Photo by Owen Carey

LAST WEEKEND, Artists Rep opened the US premiere of Foxfinder, a script by playwright Dawn King that ran to much acclaim in London in 2011.

The show, given a deliberately grim, sparse staging by Artists Rep, is about a dystopian society in which an unlikely scourge is invoked to keep a fearful populace in check: According to the government, the single greatest menace facing the nation is... the fox. The legend of the fox has been stoked to outlandish proportions (their claws are like knives! They control the weather!), even as no one alive can remember actually seeing one in the flesh.
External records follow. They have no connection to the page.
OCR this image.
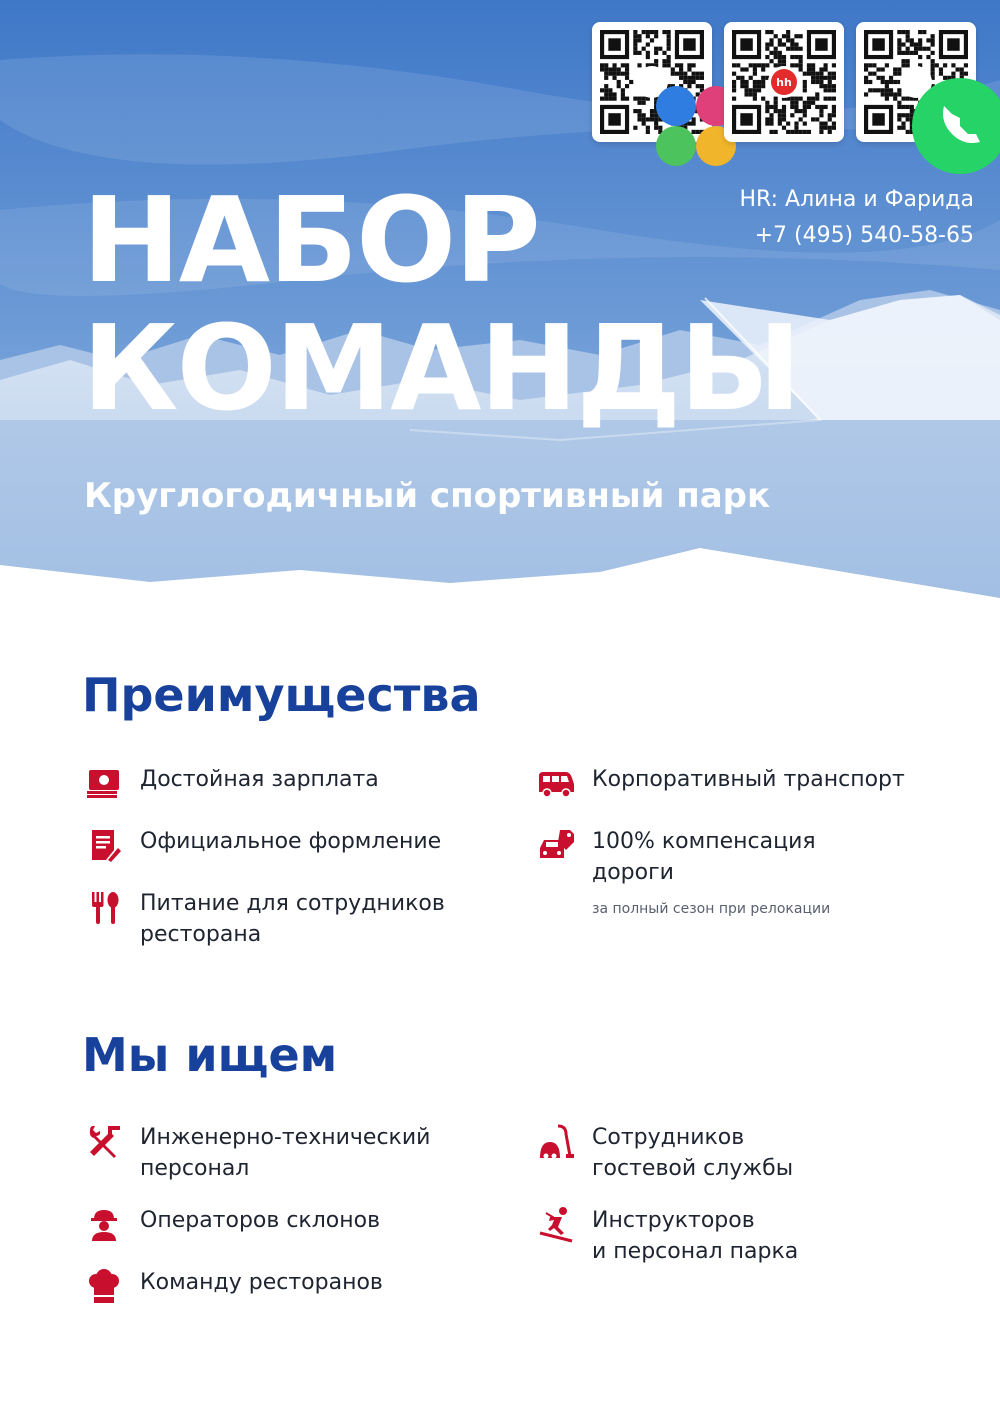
hh
HR: Алина и Фарида
+7 (495) 540-58-65
НАБОР
КОМАНДЫ
Круглогодичный спортивный парк
Преимущества
Достойная зарплата
Официальное формление
Питание для сотрудников
ресторана
Корпоративный транспорт
100% компенсация
дороги
за полный сезон при релокации
Мы ищем
Инженерно-технический
персонал
Операторов склонов
Команду ресторанов
Сотрудников
гостевой службы
Инструкторов
и персонал парка
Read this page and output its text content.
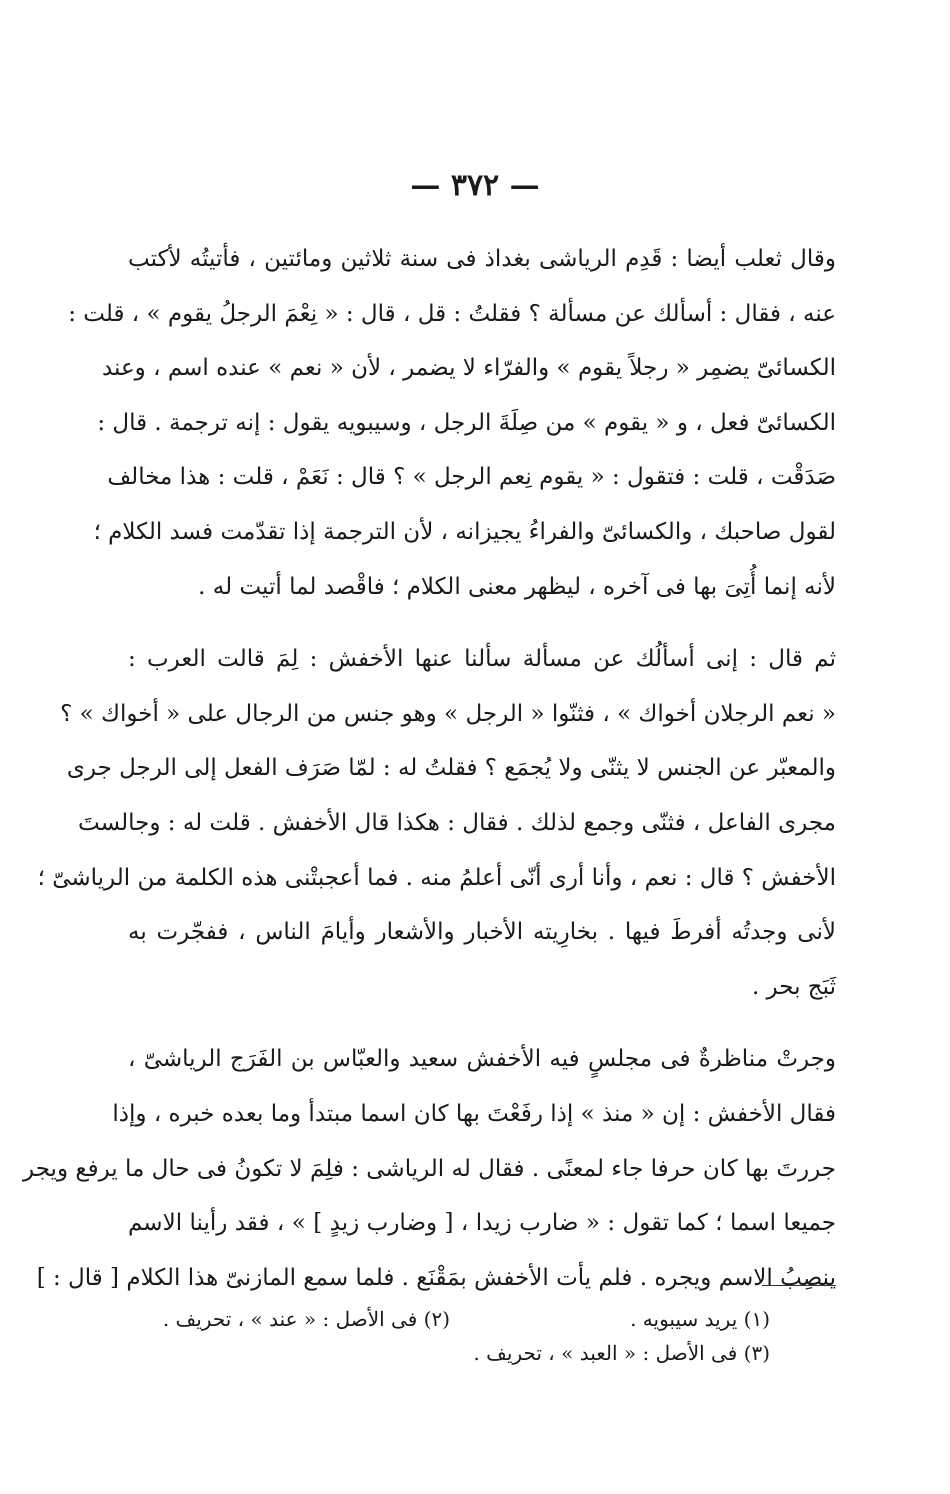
— ٣٧٢ —
وقال ثعلب أيضا : قَدِم الرياشى بغداذ فى سنة ثلاثين ومائتين ، فأتيتُه لأكتب
عنه ، فقال : أسألك عن مسألة ؟ فقلتُ : قل ، قال : « نِعْمَ الرجلُ يقوم » ، قلت :
الكسائىّ يضمِر « رجلاً يقوم » والفرّاء لا يضمر ، لأن « نعم » عنده اسم ، وعند
الكسائىّ فعل ، و « يقوم » من صِلَةَ الرجل ، وسيبويه يقول : إنه ترجمة . قال :
صَدَقْت ، قلت : فتقول : « يقوم نِعم الرجل » ؟ قال : نَعَمْ ، قلت : هذا مخالف
لقول صاحبك ، والكسائىّ والفراءُ يجيزانه ، لأن الترجمة إذا تقدّمت فسد الكلام ؛
لأنه إنما أُتِىَ بها فى آخره ، ليظهر معنى الكلام ؛ فاقْصد لما أتيت له .
ثم قال : إنى أسألُك عن مسألة سألنا عنها الأخفش : لِمَ قالت العرب :
« نعم الرجلان أخواك » ، فثنّوا « الرجل » وهو جنس من الرجال على « أخواك » ؟
والمعبّر عن الجنس لا يثنّى ولا يُجمَع ؟ فقلتُ له : لمّا صَرَف الفعل إلى الرجل جرى
مجرى الفاعل ، فثنّى وجمع لذلك . فقال : هكذا قال الأخفش . قلت له : وجالستَ
الأخفش ؟ قال : نعم ، وأنا أرى أنّى أعلمُ منه . فما أعجبتْنى هذه الكلمة من الرياشىّ ؛
لأنى وجدتُه أفرطَ فيها . بخارِيته الأخبار والأشعار وأيامَ الناس ، ففجّرت به
ثَبَج بحر .
وجرتْ مناظرةٌ فى مجلسٍ فيه الأخفش سعيد والعبّاس بن الفَرَج الرياشىّ ،
فقال الأخفش : إن « منذ » إذا رفَعْتَ بها كان اسما مبتدأ وما بعده خبره ، وإذا
جررتَ بها كان حرفا جاء لمعنًى . فقال له الرياشى : فلِمَ لا تكونُ فى حال ما يرفع ويجر
جميعا اسما ؛ كما تقول : « ضارب زيدا ، [ وضارب زيدٍ ] » ، فقد رأينا الاسم
ينصِبُ الاسم ويجره . فلم يأت الأخفش بمَقْنَع . فلما سمع المازنىّ هذا الكلام [ قال : ]
(١) يريد سيبويه .(٢) فى الأصل : « عند » ، تحريف .
(٣) فى الأصل : « العبد » ، تحريف .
The elusive fox functions as a lightning rod for both the problems of England as a whole, and the troubles of one couple, whose farm is in danger of failing to meet government-mandated quotas even as they struggle to move past the death of their only son. When a 19-year-old inspector (Joshua Weinstein) is sent to check up on them, he insinuates himself into their lives, prying into every detail and developing feelings for the farmer's wife (Sara Hennessy) in the process. Meanwhile, the farmer (Shawn Lee) clings to the idea that a fox might be responsible for his son's death, to the dismay of his resolutely practical wife.

Playwright King has a fine sense of the absurd, but the show's humorous elements are quickly eclipsed by Very Serious Matters that unfold predictably. Here's the thing: You've gotta assume your audience has read Orwell. Brave New World, too, and Bradbury, and The Hunger Games. Foxfire is part of a rich tradition of dystopian fiction, but it adds little to the genre, either in concept or conventions. (Portland Center Stage ran into the same problem with Futura a few years back.) Foxfire is very explicitly a parable, which means it very explicitly has things to say about the world we live in. Unfortunately, those things are all pretty much summed up by the show's premise, and the story that unfolds on the back of that premise is neither original nor particularly eye-opening.